# taz.de -- Kurdischer Journalist in Haft: 800 Tage Gefangenschaft
       
       > Nedim Türfent dokumentierte rassistische Übergriffe der Polizei und wurde
       > dafür zu neun Jahren Haft verurteilt. Hinter Gittern schreibt er Lyrik.
       
 (IMG) Bild: Vom Gefängnis gibt es leider keine Aussicht auf den Vansee
       
       Durch die Provinz Van zu reisen ist eine metaphysische Erfahrung. Von
       atemberaubender Schönheit sind die imposanten Berge, die stillen
       Reisebegleiter, und der Vansee, dessen Wasser in tausend Tönen von schwarz
       zu grün, von türkis zu weiß changiert.
       
       Schaltet man dann auf dem Parkplatz des Hochsicherheitstrakts der
       Haftanstalt Van den Motor aus, ist es, als sei man auf einem anderen
       Planeten gelandet. Völlig im Gegensatz zur beruhigenden Stille der Natur
       erinnert der Bau mit seinen hässlich gelb getünchten Mauern an
       deprimierende Plattenbauten.
       
       Hinter den Mauern dieser Haftanstalt sitzt Nedim Türfent, seit 800 Tagen
       abgeschnitten von der umwerfenden Schönheit des Van-Sees. [1][Der
       Journalist hatte über ein Video berichtet,] in dem Mitglieder eines
       Sondereinsatzkommandos in Yüksekova, einer Provinz an der südosttürkischen
       Grenze zu Syrien, bäuchlings auf dem Boden liegende gefesselte kurdische
       Zivilist*innen rassistisch beleidigten. Dafür wurde er am 13. Mai 2016
       verhaftet, und am 15. Dezember 2017 wegen Mitgliedschaft in einer
       Terrororganisation zu acht Jahren und neun Monaten Haft verurteilt.
       
       ## 8 Jahre, 9 Monate. 3.196 Tage in Haft
       
       Gegen die Mitglieder der Spezialeinheit, die auf dem Video erkennbar sind,
       wurden Ermittlungen eingeleitet.

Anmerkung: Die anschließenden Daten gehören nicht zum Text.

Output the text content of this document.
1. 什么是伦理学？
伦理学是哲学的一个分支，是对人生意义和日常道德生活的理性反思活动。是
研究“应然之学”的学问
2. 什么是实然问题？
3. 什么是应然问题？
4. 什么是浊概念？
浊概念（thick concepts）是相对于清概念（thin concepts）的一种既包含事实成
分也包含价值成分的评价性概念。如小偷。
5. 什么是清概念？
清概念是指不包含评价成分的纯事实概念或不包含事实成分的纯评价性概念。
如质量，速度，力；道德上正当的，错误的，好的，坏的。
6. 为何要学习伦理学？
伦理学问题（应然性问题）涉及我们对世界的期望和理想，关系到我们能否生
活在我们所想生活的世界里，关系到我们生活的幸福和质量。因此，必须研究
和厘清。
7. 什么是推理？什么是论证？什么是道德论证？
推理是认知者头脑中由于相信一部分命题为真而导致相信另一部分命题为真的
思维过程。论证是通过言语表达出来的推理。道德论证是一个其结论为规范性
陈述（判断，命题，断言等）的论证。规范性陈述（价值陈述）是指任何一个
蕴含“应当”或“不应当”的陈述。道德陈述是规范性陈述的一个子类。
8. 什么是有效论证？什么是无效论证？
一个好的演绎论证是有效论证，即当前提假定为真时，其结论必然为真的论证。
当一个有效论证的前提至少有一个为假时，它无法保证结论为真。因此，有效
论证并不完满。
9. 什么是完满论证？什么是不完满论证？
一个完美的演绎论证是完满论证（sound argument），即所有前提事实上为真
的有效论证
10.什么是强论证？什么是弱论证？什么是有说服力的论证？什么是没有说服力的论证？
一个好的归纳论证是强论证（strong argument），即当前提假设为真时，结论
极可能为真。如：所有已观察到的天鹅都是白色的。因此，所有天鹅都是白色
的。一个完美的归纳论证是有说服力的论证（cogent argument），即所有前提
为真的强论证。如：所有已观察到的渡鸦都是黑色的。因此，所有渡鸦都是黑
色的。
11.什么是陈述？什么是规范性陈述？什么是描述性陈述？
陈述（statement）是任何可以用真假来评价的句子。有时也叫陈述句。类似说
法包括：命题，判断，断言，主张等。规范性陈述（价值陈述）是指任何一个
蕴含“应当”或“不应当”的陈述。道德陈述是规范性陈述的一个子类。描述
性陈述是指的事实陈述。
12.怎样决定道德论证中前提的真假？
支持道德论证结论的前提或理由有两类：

Nach der Veröffentlichung seines Artikels,
       der den Vorfall bekannt machte, erhielt der Journalist Drohungen, sowohl
       von Privatpersonen in sozialen Netzwerken als auch von Polizisten. Bei
       seiner Festnahme 2016 wurde er von Polizisten körperlich misshandelt. Ein
       türkisches Gericht verurteilte ihn in einem einzigartigen Blitzverfahren.
       
       Zeugen, die gegen ihn ausgesagt hatten, erklärten, ihre Aussagen seien
       unter Folter zustande gekommen. Das war dem Gericht egal. Als „Beweise“
       lagen lediglich seine Posts in sozialen Medien, seine Berichterstattung als
       Journalist und die Aussagen von Zeugen vor, die diese selbst als falsch
       bezeichneten. Dennoch wurde er zu acht Jahren und neun Monaten Haft
       verurteilt.
       
       Türfents Anwälte Veysel Ok und Barış Oflas weisen auf die zahlreichen
       Rechtsverletzungen in dem Verfahren gegen ihn hin. Es wurden unter Folter
       erpresste Zeugenaussagen verwendet, die Verhandlung fand in seiner
       Abwesenheit in Hakkari statt, während Türfent in dem 200 Kilometer
       entfernten Van im Gefängnis saß. Er sitzt in Isolationshaft.
       
       ## Wenig Hoffnung auf Freispruch
       
       Vor kurzem legten die Anwälte den Fall des seit 800 Tagen inhaftierten
       Journalisten dem türkischen Verfassungsgericht vor. Sie fürchten
       allerdings, ihre Berufung gegen Haft und Urteil könnte erfolglos bleiben.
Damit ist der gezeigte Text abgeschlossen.